Mar 18th 2009 | HONG KONG
From The Economist print edition

China indicates the real targets of its anti-monopoly law: outsiders

LAST August, after 14 years of debate, the Chinese government at last imposed what was informally referred to as its “economic constitution”, a broad anti-monopoly law for a country rife with state-imposed monopolies. In the subsequent months, people have wondered how the law would be applied, and whether it would advance China's transformation into a market economy, or serve as an impediment to genuine competition. On Wednesday March 18th an answer emerged with the rejection of the largest outright acquisition by a foreign company, a $2.4 billion offer by Coca-Cola for China Huiyuan, the country's largest juice company.

When the deal was announced last September, it was at a price three times Huiyuan's valuation at the time. Since then, as global markets have collapsed, it has only become more appealing. Huiyuan is a private company and juice had previously been free of government control, so theoretically it should have been available for purchase. “It is a very unfortunate outcome in an industry that has no economic or national-security significance,” says Lester Ross of WilmerHale, a law firm, in Beijing.

The most benign interpretation of the rejection being bandied about by lawyers and bankers is that it reflects a political response to critical comments by America's new administration—a warning, of sorts, that could dissipate quickly if the economic relationship between China and America can find a firm footing. The more dire interpretation is that even as China publicly urges other countries to commit to opening their markets to Chinese investment and trade, it is imposing yet another barrier to outsiders. Worse still, the barriers are in its domestic consumer sector, one of the rare global economic bright spots.

Adding irony to the decision, it comes just as the Chinese government is indicating that it is actively encouraging, if not forcing, consolidation and greater market concentration in a number of areas, including steel, cars and airlines, and just after it imposed a new oligopoly in telecommunications. No domestic Chinese transaction has fallen foul of the new monopoly law.

Signs that foreign companies might be the primary targets of the law began to emerge in November, when a merger between two brewers, America's Anheuser-Busch and Belgium's InBev, was endorsed by Chinese regulators only on the condition that the combined firm's existing interest in several domestic breweries be frozen. In particular, Anheuser-Busch's non-controlling 27% stake in Tsingtao, a leading Chinese brewer, was largely liquidated in January after what is presumed to be pressure from the government.

The Coca-Cola Company holds as much as half of the domestic Chinese market for carbonated beverages, but the juice business is highly fragmented. Estimates are not particularly reliable, but various accounts suggest the two companies would control more than of 20% of the juice business. In a brief statement, China's ministry of commerce said Coke's “dominant status” might “imperil” small competitors and force consumers to face higher prices and less choice.
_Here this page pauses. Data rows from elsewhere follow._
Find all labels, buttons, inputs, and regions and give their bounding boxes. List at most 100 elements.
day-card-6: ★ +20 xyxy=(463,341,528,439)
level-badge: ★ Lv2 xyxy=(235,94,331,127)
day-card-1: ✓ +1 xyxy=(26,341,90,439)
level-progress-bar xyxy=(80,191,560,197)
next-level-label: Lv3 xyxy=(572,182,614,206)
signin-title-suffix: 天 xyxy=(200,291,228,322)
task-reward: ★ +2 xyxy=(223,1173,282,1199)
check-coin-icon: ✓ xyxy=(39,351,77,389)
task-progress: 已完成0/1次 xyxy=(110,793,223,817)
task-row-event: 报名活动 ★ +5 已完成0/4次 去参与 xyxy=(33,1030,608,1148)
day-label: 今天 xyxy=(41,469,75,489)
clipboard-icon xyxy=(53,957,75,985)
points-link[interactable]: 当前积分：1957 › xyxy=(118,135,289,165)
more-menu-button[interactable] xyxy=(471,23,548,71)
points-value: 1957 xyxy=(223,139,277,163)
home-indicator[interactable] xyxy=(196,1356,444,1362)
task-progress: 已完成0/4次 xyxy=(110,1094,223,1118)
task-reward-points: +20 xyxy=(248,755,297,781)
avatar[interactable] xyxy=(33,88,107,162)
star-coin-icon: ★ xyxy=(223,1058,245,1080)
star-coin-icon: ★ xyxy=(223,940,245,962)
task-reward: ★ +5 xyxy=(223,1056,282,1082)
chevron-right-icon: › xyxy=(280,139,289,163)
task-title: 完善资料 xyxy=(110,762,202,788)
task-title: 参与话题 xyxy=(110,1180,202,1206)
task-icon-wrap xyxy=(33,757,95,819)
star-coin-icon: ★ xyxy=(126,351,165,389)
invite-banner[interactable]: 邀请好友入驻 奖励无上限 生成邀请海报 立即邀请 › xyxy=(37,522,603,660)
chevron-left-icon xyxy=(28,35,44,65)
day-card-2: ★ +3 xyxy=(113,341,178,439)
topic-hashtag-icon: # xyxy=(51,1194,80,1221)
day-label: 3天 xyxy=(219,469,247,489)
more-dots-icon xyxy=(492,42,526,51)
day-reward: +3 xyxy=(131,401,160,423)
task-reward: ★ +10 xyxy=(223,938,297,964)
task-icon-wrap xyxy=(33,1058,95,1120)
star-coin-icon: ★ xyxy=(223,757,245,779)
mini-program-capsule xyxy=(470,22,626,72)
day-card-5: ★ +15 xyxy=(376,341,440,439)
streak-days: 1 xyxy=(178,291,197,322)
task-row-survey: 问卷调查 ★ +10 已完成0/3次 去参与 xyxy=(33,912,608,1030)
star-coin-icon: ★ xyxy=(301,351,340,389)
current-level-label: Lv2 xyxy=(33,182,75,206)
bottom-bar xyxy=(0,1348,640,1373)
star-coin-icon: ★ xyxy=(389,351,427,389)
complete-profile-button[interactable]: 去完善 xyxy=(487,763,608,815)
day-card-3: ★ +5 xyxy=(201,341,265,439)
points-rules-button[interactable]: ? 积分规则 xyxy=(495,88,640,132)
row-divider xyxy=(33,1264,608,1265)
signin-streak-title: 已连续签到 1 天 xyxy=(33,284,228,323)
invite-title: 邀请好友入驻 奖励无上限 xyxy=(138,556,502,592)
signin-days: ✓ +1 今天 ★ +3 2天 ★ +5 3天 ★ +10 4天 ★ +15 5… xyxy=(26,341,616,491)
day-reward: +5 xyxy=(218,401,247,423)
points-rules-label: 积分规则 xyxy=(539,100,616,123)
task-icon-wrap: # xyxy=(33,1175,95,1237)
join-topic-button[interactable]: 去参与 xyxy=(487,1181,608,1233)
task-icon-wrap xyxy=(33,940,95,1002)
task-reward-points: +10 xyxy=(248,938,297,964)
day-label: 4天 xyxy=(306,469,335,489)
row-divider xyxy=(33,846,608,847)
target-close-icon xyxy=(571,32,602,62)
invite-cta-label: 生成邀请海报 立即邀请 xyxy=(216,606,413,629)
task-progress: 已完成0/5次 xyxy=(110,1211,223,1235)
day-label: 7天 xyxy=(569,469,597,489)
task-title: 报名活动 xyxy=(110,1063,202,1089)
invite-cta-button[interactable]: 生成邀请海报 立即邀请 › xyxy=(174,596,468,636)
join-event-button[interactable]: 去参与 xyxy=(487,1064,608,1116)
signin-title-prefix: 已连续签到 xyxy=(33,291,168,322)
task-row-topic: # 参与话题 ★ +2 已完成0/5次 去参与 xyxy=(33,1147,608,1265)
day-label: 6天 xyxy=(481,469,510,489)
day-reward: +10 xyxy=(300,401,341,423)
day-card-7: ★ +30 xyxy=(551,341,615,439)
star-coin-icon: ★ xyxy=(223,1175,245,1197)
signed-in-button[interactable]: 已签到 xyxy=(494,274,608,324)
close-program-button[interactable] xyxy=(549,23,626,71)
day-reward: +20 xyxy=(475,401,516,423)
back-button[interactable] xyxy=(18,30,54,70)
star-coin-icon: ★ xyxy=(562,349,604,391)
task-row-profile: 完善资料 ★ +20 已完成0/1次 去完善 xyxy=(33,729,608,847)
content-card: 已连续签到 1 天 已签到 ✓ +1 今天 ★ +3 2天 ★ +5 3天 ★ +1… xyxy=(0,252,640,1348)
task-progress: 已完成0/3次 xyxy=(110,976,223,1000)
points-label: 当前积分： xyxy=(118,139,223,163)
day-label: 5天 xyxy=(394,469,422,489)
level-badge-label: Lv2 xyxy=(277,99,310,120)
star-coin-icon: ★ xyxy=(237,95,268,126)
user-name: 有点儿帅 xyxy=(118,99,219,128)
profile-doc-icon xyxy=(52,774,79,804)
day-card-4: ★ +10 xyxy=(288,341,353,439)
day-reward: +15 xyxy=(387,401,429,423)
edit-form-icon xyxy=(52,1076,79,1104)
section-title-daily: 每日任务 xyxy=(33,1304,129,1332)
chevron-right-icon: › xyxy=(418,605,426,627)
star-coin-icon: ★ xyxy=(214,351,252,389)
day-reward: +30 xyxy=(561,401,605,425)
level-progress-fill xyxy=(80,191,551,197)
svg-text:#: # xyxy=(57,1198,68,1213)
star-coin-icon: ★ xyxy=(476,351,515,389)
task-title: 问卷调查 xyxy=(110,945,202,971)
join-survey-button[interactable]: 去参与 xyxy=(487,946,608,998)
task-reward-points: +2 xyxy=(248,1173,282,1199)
After the decision was announced, investment banks were left wondering, in the words of one employee, whether “a key plank in their business had just blown up.” Coke has spent years developing its presence in China, and has invested heavily, presumably making it one of the world's more acceptable buyers. It is also one of the few companies able to finance a big deal in today's difficult circumstances. If Coke was not acceptable to the Chinese authorities, then who is? The rejection will inevitably be used as evidence of non-reciprocity, and the collusion between the country's state and private sectors, by anyone opposed to China's recent efforts to buy companies abroad.

Deepening the gloom, another new Chinese law comes into effect on May 1st, subjecting any transfer of a state-controlled asset to yet another layer of review, this time by a local commission. Theoretically this is not aimed at any particular kind of acquirer, and would not block well-conceived deals, but that, of course, was said about the monopoly law as well. The new law had not received much attention. It will now.